Suppose that you have a supply of a 30% solution of alcohol and a 70% solution of alcohol. How many quarts of each should be mixed to produce 40 quarts that is 40% alcohol?
.3*A+.7B=.4*40
A+B=40
Does that help?
To determine the amounts of the 30% and 70% alcohol solutions needed to produce a 40-quart mixture that is 40% alcohol, we can use the concept of the equation.
Let's assume you need "x" quarts of the 30% solution and "y" quarts of the 70% solution. Since you want to produce a total of 40 quarts, we have the equation:
x + y = 40 -- Equation 1
Next, we consider the amount of alcohol in the mixture. The 30% solution contains 30% alcohol, which means that out of each quart, 0.30 quarts are alcohol. Similarly, the 70% solution contains 70% alcohol, which is 0.70 quarts per quart. Therefore, the equation for the alcohol content in the mixture is:
0.30x + 0.70y = 0.40(40) -- Equation 2
Simplifying equation 2, we have:
0.30x + 0.70y = 16
Now, we can solve this system of equations (equation 1 and equation 2) to find the values of x and y.

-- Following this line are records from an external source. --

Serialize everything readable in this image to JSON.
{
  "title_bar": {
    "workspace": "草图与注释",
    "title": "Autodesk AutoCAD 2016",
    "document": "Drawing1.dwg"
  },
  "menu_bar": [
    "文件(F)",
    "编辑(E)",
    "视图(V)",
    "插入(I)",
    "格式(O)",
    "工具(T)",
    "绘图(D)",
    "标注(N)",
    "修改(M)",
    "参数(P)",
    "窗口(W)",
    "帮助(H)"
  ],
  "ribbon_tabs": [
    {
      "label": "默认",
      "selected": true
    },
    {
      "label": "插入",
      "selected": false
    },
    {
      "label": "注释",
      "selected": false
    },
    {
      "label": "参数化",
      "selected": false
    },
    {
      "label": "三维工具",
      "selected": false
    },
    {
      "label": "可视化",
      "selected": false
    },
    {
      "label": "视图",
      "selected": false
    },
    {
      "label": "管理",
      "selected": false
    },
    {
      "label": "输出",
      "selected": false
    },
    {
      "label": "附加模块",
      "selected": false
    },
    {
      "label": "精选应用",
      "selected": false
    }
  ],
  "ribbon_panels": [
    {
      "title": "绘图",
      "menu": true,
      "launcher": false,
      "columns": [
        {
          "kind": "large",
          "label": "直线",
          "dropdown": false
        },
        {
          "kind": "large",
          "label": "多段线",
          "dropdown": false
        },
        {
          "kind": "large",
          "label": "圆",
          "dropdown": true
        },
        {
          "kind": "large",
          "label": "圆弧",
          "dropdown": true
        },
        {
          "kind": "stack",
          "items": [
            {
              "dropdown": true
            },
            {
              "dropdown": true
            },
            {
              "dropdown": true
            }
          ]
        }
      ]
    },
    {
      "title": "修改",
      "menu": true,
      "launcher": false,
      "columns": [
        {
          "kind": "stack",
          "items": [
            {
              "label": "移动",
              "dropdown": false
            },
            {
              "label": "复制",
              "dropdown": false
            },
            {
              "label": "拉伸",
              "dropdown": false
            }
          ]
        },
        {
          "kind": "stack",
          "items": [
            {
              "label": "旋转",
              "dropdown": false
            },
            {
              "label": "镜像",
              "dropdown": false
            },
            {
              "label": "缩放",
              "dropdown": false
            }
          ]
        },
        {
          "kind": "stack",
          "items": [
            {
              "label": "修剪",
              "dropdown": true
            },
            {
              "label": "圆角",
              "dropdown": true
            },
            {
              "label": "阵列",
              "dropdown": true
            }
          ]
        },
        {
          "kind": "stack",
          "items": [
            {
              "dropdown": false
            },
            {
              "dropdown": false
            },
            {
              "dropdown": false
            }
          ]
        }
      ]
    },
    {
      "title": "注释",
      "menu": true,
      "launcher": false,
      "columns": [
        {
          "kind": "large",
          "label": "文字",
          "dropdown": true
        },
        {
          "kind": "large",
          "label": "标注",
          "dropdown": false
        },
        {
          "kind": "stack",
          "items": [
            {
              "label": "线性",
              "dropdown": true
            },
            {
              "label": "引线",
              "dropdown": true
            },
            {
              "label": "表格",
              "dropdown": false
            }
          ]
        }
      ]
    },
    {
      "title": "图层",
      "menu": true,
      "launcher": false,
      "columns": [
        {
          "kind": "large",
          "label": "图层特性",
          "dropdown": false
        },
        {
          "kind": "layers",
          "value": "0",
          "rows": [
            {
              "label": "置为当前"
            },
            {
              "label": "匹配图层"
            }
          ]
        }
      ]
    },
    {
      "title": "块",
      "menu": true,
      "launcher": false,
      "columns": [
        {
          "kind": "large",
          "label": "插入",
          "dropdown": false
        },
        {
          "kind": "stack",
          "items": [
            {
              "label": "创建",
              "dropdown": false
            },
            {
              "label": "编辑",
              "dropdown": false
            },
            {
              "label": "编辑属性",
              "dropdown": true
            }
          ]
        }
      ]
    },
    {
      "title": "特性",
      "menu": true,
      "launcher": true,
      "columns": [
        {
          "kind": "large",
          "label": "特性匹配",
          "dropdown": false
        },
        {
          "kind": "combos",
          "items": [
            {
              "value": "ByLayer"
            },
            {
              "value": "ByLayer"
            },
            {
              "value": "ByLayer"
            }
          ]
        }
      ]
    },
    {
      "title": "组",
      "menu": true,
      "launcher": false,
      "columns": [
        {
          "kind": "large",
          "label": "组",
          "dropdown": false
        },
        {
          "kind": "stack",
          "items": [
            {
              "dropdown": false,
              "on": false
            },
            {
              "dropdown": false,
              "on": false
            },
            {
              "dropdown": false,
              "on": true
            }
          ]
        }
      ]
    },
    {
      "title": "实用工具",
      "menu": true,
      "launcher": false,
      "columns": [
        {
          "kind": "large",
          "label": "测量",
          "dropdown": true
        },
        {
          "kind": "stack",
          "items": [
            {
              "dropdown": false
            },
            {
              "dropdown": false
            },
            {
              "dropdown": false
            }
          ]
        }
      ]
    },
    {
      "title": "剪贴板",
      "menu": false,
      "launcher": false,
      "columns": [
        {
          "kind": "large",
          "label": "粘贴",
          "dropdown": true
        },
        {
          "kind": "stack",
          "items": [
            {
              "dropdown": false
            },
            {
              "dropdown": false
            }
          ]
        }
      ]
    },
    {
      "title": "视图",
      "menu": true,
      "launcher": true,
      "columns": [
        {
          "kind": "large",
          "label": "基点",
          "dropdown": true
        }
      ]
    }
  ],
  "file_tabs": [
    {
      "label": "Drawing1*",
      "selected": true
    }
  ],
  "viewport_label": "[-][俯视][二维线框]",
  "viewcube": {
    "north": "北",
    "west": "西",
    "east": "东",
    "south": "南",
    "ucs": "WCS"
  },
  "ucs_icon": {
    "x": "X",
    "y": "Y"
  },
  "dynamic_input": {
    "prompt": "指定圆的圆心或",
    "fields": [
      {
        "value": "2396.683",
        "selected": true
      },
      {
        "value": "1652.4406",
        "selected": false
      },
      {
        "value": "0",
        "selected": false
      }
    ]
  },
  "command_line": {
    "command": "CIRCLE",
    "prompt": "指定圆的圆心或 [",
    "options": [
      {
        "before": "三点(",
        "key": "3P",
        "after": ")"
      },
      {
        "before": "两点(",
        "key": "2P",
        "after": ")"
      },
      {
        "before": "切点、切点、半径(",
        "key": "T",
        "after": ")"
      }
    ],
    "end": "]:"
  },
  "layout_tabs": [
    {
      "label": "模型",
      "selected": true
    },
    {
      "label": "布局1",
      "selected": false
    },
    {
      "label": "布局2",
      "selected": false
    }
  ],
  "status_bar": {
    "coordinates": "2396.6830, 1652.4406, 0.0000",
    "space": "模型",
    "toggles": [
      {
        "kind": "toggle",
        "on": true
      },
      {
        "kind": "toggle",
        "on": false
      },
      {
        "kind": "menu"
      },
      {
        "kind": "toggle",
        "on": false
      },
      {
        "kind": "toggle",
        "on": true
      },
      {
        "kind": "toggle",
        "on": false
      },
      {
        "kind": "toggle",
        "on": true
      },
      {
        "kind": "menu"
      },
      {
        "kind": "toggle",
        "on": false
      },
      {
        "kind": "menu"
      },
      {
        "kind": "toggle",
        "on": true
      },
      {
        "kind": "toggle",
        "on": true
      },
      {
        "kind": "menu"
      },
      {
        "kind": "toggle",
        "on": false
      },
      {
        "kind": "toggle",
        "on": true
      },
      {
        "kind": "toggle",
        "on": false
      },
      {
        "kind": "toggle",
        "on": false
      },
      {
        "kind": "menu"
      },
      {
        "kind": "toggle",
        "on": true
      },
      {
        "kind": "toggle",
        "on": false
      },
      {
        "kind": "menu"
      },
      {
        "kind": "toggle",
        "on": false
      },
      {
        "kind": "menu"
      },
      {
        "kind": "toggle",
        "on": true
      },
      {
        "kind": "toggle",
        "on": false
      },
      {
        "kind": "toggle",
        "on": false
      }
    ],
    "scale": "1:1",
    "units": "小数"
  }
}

There are multiple ways to solve these equations, but let's use the method of substitution. Solving equation 1 for x, we get:
x = 40 - y
Substituting x in equation 2, we have:
0.30(40 - y) + 0.70y = 16
Expanding the equation:
12 - 0.30y + 0.70y = 16
Combining like terms:
0.40y = 4
Divide both sides by 0.40:
y = 10
Substituting this value of y back into equation 1:
x + 10 = 40
x = 30
Therefore, you would need 30 quarts of the 30% alcohol solution and 10 quarts of the 70% alcohol solution to produce 40 quarts of a 40% alcohol mixture.